Но зато на севере… Там белой пеленой сверкали теперь поля, и ничто не возмущало священной тишины.
По целым дням, отвернувшись к стене, думала Туминэ об этих белых полях, и ей казалось, что одна струя свежего морозного воздуха, ворвавшись в её больную, исстрадавшуюся грудь, наполнит всю её радостью, жизнью, весельем.
Она видела уже эту безбрежную белую пелену, сверкающую на солнце, и ей казалось, что стоит повернуться и взглянуть в окно, и она увидит, вместо серой и грязной картины, далёкое белое поле и опушённую инеем берёзу.
Так думала она, когда однажды утром, повернувшись к окну, вся задрожала от радости.
— Милый! Милый! Смотри!
В воздухе летали, кружились и падали на землю белые снежинки, пышным убором покрывая жёлто-бурую вымокшую траву и безобразно торчащие голые ветви деревьев.
Солнце весело играло и зажигало алмазы на этой белой пелене, а снежинки всё сыпались, сыпались, сыпались с неба!

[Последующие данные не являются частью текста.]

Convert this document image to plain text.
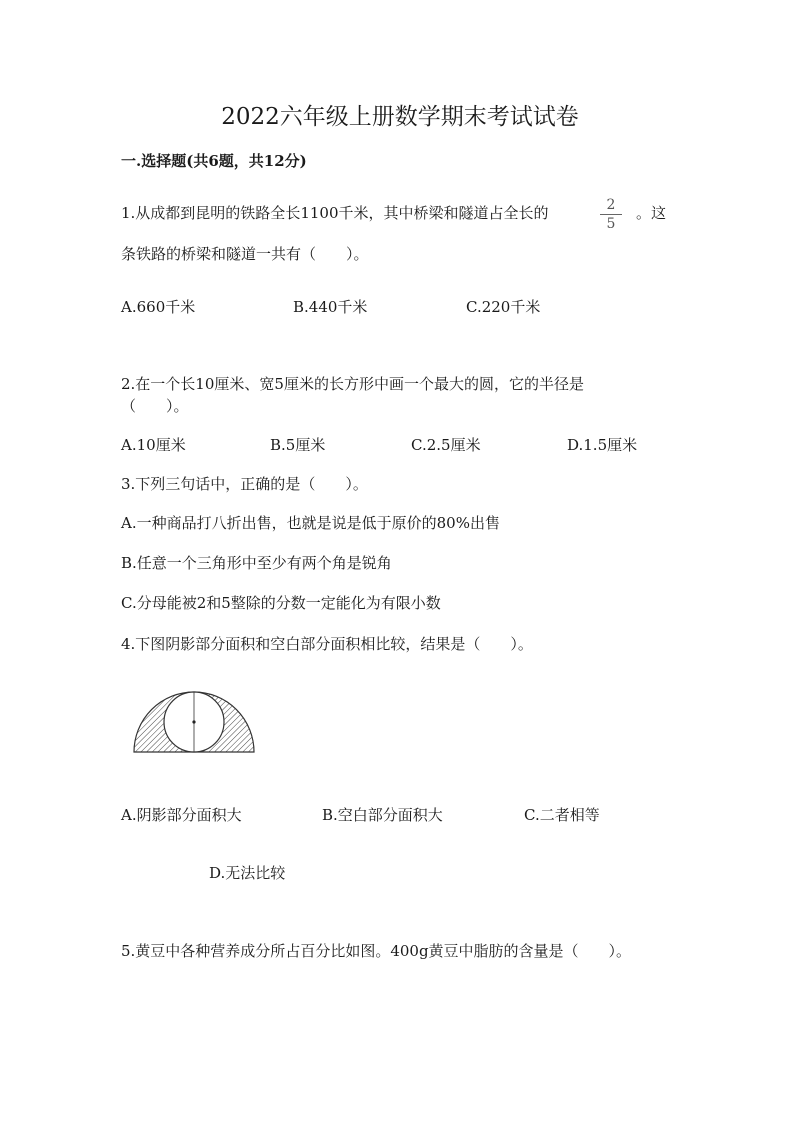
2022六年级上册数学期末考试试卷
一.选择题(共6题，共12分)
1.从成都到昆明的铁路全长1100千米，其中桥梁和隧道占全长的	$\frac{2}{5}$ 。这
条铁路的桥梁和隧道一共有（　　）。
A.660千米	B.440千米	C.220千米
2.在一个长10厘米、宽5厘米的长方形中画一个最大的圆，它的半径是
（　　）。
A.10厘米	B.5厘米	C.2.5厘米	D.1.5厘米
3.下列三句话中，正确的是（　　）。
A.一种商品打八折出售，也就是说是低于原价的80%出售
B.任意一个三角形中至少有两个角是锐角
C.分母能被2和5整除的分数一定能化为有限小数
4.下图阴影部分面积和空白部分面积相比较，结果是（　　）。
A.阴影部分面积大	B.空白部分面积大	C.二者相等
D.无法比较
5.黄豆中各种营养成分所占百分比如图。400g黄豆中脂肪的含量是（　　）。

— Снег!.. Снег!.. — радостно крикнула Туминэ и упала мёртвая на руки своего милого…
Точно так же умерла одна прекрасная девушка, увидев издали возвращающегося своего милого, которого не думала уже видеть в живых…
Муж
— Мой муж! — сказала Анна Александровна.
Я с большим интересом посмотрел на длинную, нескладную фигуру какого-то бесцветного блондина, в мягкой пуховой шляпе, неуклюже приподнявшегося из-за столика.
Чем мог так прельстить Анну Александровну этот господин, что она, ценившая свободу наравне с жизнью, вышла за него замуж?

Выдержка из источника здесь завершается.